Hervé Falciani, bien sûr, n'est pas venu. Il est resté en France, d'où il n'est pas extradable. Il l'avait annoncé lors de sa conférence de presse, mercredi 28 octobre à Divonne: il ne comparaîtrait pas devant ses juges suisses, dénonçant par avance «une parodie de justice», où on le jugerait lui plutôt que HSBC dont il a dérobé les données d'innombrables évadés fiscaux.

C'était la seconde fois que l'ex-informaticien de la banque HSBC à Genève refusait de se présenter devant le Tribunal pénal fédéral afin d'être jugé pour espionnage économique, soustraction de données et violation du secret bancaire et commercial. La première fois, c'était il y a trois semaines. La cour avait dû repousser les audiences afin de le convoquer une seconde fois pour respecter le code de procédure. L'accusé ne s'étant à nouveau pas présenté sans motif valable, le tribunal pouvait cette fois commencer valablement à le juger en son absence.

«Plus de contact»

Ce n'est pas qu'à ses juges qu'Hervé Falciani ne répond pas. Son avocat lui-même, Me Marc Henzelin, a bien dû confesser qu'il n'avait «plus de contact» avec lui et qu'il n'avait donc pu lui communiquer formellement sa nouvelle convocation.
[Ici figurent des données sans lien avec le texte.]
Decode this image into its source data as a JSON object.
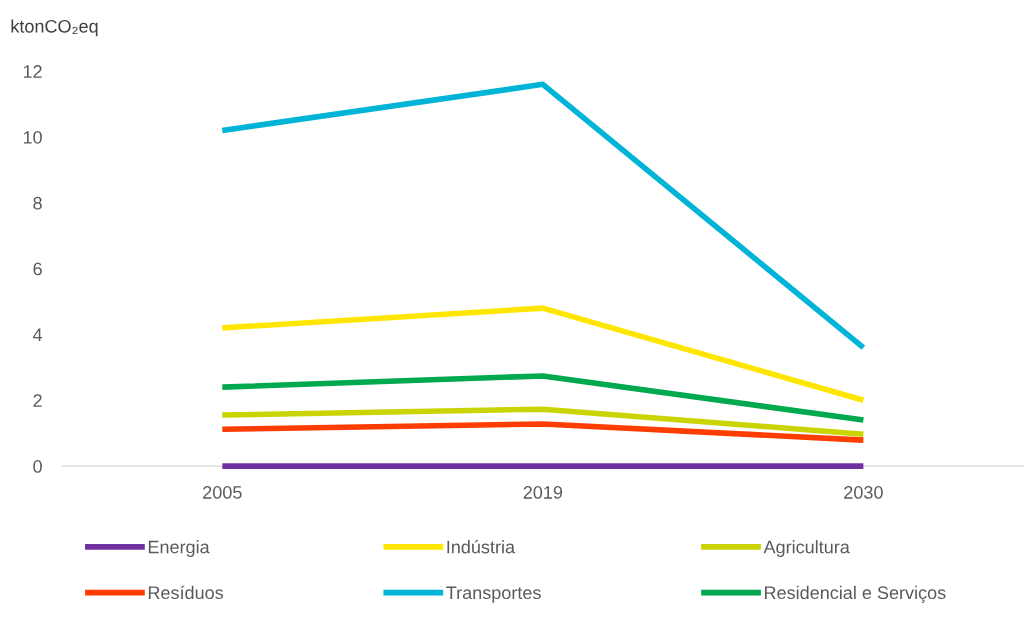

Les journalistes, eux, ont beaucoup plus de chance – si l'on peut dire. Hervé Falciani, en tout cas, ne refuse pas de leur parler. Au contraire. Ils ont pu l'entendre plus d'une heure, mercredi 28 octobre, dans une salle du Casino de Divonne, en territoire français où il ne risque ni d'être arrêté ni d'être extradé, puisqu'il possède la nationalité française.

L'accusé se moque de la justice

Comme l'a écrit la très factuelle agence de presse financière Bloomberg, «Hervé Falciani se moque de la justice suisse à quelques kilomètres de la frontière». Au moins, en s'étendant longuement sur les raisons qui le poussent à ne pas venir se faire juger en Suisse, Hervé Falciani a-t-il montré qu'il était conscient d'être attendu ce lundi 2 novembre à Bellinzone. «Il est apparemment au courant», en a du moins conclu son avocat, prié par la cour de faire savoir si son client avait été informé.

Le procureur fédéral Carlo Bulletti, qui soutient l'accusation, n'a rien perdu non plus de la conférence de presse de l'accusé. Il l'a même enregistrée, et veut la faire verser au dossier afin de démontrer que l'accusé continue à travailler avec ses fameuses listes. Enregistrée? Le Ministère public ou la police fédérale étaient-ils présents, questionne Me Henzelin, qui sait qu'une telle opération en territoire étranger aurait été illégale. Bien sûr que non: «L'enregistrement de la conférence est disponible sur le site web de la Tribune de Genève», répond le procureur.

Rien d'illégal, donc. Le tribunal refuse pourtant que cet enregistrement soit versé au dossier. Il aurait fallu établir une transcription écrite, indiquer les passages pertinents et fournir une motivation, tranche la cour, très procédurière.

Procès décousu

Le procès aura donc lieu. Il doit durer toute la semaine mais s'annonce, en l'absence de l'accusé, singulièrement décousu. Plusieurs témoins doivent être entendus, notamment quelques-uns de ses anciens collègues de HSBC. Mais aussi sa maîtresse de l'époque, avec laquelle il s'est rendu au Liban pour proposer – contre finance, d'après l'acte d'accusation – des fichiers de clients. Son témoignage est très attendu, d'autant plus que leur relation a rapidement tourné court. Mais sa venue à Bellinzone reste incertaine.

Le procès se poursuit mardi avec l'audition de deux enquêteurs de la police judiciaire fédérale.